Thursday, July 29, 2010

Grace is Gone, But Cusack is Back

Grace is Gone
Written & Directed by James C. Strouse
Running Time: 85 minutes
Originally Released: January 21, 2007 (Sundance Film Festival)

* * * (out of four)

I used to consider John Cusack one of my favorite actors. Since the turn of the century, however, he’s starred in a fair share of stinkers—Identity, Must Love Dogs, The Ice Harvest, Martian Child, and War, Inc. were all quite bad to terrible. Thus it is with great enthusiasm that I celebrate Grace is Gone, the best John Cusack movie (and performance) since 2000’s High Fidelity.

Stanley Phillips (Cusack) lives with his two daughters in suburban Minnesota. His wife, Grace, is fighting overseas, a soldier in the Iraq War. It’s not a situation Stanley is entirely comfortable with, but not because he is opposed to the war or to Grace’s fighting in it. On the contrary, Stanley is quite proud of his wife. It’s just that he’s somewhat lost without her, uncertain of his abilities as a father and quite literally the odd man out at the support group for wives of deployed soldiers. When Stanley is informed that Grace has been killed in battle, it’s as if he needs Grace to walk him through the grieving process herself. Of course, she cannot do this, and Stanley is emotionally paralyzed. He also finds himself unable to break the news to his daughters, 12-year-old Heidi (Shélan O’Keefe) and 8-year-old Dawn (Gracie Bednarczyk), opting instead to propose an impromptu road trip to Enchanted Gardens, a beloved Florida amusement park. The vacation is not so much an act of denial as it is a prolonged intake of breath while Stanley musters up the courage to speak words he’s hoped never to have the occasion to use.
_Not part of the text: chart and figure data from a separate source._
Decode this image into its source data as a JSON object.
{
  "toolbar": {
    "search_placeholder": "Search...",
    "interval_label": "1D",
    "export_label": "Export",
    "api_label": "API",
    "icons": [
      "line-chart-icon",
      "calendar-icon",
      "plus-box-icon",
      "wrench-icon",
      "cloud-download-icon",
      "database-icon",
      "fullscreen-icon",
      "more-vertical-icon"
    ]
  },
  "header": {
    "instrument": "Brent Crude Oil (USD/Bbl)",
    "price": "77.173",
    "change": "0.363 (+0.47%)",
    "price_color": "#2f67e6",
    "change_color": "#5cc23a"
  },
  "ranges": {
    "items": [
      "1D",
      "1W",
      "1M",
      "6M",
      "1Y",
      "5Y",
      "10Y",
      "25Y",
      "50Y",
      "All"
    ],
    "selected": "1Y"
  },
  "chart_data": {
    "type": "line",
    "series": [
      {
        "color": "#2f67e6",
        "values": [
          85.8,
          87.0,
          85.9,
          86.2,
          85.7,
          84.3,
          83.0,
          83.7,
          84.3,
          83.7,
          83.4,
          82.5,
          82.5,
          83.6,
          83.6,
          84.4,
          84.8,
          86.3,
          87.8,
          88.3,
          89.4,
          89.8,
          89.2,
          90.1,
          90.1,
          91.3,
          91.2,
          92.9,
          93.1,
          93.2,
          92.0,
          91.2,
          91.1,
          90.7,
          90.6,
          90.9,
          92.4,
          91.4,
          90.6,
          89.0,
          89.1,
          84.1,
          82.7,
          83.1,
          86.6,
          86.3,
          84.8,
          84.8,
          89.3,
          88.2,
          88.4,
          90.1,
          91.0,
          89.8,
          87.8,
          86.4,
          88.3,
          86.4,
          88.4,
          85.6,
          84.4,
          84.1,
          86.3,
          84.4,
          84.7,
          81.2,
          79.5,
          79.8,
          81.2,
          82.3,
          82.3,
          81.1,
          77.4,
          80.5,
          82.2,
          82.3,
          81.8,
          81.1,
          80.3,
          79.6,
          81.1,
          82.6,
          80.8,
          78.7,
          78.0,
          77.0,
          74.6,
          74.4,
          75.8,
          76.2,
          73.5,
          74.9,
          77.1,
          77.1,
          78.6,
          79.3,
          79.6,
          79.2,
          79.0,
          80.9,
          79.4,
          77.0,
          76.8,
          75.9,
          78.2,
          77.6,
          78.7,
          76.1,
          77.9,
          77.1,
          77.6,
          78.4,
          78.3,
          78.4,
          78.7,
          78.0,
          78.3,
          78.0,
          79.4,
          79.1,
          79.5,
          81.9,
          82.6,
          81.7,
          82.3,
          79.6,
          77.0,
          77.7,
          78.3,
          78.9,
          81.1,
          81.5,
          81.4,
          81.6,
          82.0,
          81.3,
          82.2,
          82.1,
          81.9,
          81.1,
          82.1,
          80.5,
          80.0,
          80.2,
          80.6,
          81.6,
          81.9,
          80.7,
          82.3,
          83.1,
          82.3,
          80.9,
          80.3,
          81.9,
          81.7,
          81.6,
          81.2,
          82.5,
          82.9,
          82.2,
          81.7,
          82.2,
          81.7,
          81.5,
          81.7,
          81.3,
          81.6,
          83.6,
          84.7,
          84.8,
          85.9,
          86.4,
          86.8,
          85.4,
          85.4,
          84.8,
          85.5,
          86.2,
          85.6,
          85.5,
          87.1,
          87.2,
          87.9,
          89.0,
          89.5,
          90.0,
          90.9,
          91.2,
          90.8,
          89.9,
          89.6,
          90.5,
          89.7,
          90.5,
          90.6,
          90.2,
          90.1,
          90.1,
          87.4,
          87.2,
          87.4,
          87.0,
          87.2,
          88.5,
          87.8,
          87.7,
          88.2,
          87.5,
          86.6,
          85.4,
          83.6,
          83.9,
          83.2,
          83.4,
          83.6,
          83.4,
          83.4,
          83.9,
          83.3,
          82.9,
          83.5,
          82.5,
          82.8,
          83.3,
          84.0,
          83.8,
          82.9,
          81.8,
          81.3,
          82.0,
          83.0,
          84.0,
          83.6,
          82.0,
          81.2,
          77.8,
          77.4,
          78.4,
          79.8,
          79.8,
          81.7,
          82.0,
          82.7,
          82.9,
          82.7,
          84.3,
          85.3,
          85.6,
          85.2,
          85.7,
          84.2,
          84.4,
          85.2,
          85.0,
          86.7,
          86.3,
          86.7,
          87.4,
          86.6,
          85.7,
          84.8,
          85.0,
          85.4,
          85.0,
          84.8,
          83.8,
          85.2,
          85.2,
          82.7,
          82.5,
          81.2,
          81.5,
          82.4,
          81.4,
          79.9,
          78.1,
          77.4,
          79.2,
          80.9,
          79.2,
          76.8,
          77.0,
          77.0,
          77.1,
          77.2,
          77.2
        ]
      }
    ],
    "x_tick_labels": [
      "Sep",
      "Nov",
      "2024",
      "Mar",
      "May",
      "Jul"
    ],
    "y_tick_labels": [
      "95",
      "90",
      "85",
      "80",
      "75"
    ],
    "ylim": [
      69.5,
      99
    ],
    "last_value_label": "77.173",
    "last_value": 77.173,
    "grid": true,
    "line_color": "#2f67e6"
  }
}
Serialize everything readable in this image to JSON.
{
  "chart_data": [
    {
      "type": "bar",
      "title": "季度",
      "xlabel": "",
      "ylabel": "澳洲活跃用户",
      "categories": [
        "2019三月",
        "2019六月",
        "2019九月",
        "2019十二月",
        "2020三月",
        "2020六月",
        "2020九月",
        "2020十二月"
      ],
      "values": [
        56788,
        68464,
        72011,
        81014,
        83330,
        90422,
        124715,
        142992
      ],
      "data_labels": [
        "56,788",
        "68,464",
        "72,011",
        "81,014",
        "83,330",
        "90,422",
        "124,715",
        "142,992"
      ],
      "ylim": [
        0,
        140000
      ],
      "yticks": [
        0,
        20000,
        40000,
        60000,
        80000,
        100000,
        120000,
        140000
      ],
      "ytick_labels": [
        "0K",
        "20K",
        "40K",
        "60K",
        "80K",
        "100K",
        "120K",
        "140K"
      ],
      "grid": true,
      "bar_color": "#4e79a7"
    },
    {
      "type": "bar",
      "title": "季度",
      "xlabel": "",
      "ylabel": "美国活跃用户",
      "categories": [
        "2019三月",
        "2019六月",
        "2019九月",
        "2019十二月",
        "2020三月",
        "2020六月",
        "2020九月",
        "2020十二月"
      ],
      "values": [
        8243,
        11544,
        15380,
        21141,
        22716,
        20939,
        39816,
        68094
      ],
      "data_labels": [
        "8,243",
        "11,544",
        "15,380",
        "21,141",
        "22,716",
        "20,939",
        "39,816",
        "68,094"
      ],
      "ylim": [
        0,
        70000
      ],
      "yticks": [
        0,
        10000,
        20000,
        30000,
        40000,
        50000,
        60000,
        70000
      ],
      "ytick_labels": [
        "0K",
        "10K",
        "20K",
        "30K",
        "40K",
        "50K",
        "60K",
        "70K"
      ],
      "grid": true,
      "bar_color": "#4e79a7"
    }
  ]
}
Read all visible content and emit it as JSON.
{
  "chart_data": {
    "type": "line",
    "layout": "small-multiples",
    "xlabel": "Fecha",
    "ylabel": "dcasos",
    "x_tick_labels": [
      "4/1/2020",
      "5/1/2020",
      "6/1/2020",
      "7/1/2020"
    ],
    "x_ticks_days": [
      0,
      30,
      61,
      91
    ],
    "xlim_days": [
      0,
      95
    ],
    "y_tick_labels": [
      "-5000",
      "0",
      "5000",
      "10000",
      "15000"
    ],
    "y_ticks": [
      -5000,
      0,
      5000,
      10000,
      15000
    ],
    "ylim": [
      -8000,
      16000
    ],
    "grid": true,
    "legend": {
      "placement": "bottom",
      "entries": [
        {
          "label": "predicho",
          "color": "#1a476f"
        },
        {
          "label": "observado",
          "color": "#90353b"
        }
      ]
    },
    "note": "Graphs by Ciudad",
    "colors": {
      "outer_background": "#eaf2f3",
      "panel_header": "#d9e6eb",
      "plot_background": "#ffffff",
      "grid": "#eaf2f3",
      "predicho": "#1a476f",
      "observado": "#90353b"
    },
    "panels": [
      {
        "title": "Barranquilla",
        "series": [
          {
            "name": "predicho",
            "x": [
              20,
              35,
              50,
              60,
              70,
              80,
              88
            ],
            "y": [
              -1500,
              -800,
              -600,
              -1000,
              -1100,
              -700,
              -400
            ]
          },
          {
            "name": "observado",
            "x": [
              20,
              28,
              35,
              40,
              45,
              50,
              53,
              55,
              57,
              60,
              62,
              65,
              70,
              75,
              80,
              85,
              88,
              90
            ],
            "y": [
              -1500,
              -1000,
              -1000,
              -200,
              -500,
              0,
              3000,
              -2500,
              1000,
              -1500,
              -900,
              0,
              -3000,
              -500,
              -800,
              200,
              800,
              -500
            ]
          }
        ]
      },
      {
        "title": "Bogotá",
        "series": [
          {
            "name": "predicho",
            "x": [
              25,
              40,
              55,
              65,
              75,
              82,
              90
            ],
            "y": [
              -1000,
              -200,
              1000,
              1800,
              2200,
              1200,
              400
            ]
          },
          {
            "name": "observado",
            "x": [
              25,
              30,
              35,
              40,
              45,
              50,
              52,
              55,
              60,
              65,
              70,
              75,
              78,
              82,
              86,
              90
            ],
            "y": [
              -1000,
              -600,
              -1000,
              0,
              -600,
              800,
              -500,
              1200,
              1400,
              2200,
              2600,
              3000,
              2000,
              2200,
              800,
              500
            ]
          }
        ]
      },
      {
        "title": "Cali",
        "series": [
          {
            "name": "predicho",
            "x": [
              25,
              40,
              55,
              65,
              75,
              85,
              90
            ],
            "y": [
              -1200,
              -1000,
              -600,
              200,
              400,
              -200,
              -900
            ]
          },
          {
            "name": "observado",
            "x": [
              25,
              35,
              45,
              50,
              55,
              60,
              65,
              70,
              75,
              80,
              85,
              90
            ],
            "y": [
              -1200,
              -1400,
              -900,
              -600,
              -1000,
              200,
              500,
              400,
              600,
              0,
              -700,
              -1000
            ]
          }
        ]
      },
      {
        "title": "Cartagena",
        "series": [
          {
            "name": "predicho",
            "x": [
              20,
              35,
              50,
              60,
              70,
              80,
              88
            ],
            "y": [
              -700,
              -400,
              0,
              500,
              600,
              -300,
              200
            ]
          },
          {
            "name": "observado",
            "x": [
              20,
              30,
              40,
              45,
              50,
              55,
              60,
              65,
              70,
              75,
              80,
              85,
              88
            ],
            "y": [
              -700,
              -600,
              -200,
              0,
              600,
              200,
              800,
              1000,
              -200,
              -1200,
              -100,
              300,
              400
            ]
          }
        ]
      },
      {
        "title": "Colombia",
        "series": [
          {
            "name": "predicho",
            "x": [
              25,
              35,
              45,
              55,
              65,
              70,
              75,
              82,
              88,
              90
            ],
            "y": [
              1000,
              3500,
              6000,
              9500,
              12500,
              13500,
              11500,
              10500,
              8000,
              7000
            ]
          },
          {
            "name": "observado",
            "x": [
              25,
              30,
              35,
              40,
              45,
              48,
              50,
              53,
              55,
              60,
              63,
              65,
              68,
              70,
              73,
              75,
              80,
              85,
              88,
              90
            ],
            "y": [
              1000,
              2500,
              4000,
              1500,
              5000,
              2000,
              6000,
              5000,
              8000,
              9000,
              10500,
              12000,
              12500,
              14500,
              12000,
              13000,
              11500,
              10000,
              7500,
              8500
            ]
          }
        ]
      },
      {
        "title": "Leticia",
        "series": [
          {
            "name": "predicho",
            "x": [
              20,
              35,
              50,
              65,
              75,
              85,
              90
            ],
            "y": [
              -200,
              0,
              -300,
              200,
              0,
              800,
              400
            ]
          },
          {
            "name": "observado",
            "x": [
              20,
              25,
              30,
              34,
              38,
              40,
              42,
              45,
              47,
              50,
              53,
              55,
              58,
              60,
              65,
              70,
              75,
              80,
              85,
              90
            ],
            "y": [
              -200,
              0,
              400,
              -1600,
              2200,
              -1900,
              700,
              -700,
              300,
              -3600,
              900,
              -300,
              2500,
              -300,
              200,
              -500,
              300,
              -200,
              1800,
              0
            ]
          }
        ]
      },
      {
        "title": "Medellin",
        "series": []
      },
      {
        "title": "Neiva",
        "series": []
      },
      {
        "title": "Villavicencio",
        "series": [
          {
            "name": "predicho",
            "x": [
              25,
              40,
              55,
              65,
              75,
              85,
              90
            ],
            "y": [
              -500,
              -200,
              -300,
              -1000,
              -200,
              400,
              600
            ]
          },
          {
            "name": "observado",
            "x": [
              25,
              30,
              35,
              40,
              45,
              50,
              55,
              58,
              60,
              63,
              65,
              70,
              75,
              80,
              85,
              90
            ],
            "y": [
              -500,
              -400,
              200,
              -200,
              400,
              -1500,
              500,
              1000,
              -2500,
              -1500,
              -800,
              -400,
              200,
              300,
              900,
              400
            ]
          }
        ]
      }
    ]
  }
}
With issues of war and death at its center, Grace is Gone traverses a minefield of emotional triggers that could easily blow up and destroy the sincerity of the film if writer/director James C. Strouse did not tread so lightly. Fortunately, Grace is Gone is a model of delicate filmmaking. There is no sensationalism in it, no preaching to the audience on the tragedies of war. There are some brief differences of opinion expressed between Stanley and his free-spirited (or maybe just lazy) brother, John (Alessandro Nivola), but the movie itself remains pleasantly neutral on the subject of war. One gets the impression Grace could just as well have been a firefighter or had some other inherently dangerous profession and the film would not have changed all that much. That’s a good thing. The focus here is on Stanley, Heidi, and Dawn, which is where it should be. For this family, Grace’s death is the loss of a wife and mother, not a political revelation. Strouse never pretends otherwise, and the film is all the better for it.

As noted, Cusack is the finest he’s been in years. In the role of Stanley, Cusack deftly captures the look and feel of an emotionally and physically tired middle-aged fragile father. It is so unlike any previous Cusack role we’ve seen that we might be amused had Cusack not carried it off so nobly. But as nice a performance as Cusack delivers, it is his onscreen daughters who steal the show. Grace is Gone provides the first and so far only cinematic roles for O’Keefe and Bednarczyk, who come off as seasoned veterans. O’Keefe is especially powerful as a pensive young girl whose maturity and wisdom is more a product of emotional survival than of raw intelligence. The character of Heidi intuits her father’s need for strength and consequently acts as a proxy second adult in the home. It’s a big role for a girl that could still be called little, and O’Keefe handles it more impressively than many actors who have done less and been nominated for an Academy Award in the process. Between them, O’Keefe and Bednarczyk deliver some of the best performances from young actors that I can remember. They alone make Grace is Gone worthy of a viewing.

With sadness permeating the storyline, Grace is Gone could just as easily have been depressing as tender. It succeeds at being tender because of the authenticity that Cusack, O’Keefe, and Bednarczyk bring to their roles. The sincerity of their performances breaks through the film’s somber shell and allows it to be about a family and not about sadness itself. Forgive the obvious pun, but the film is graceful. It feels very personal, but personal to the fictional characters onscreen rather than to the filmmakers, which is an accomplishment. In short, Grace is Gone is the kind of movie people have in mind when they speak of a film being a “gem.” It’s simple, it’s honest. It’s not groundbreaking, but it shines.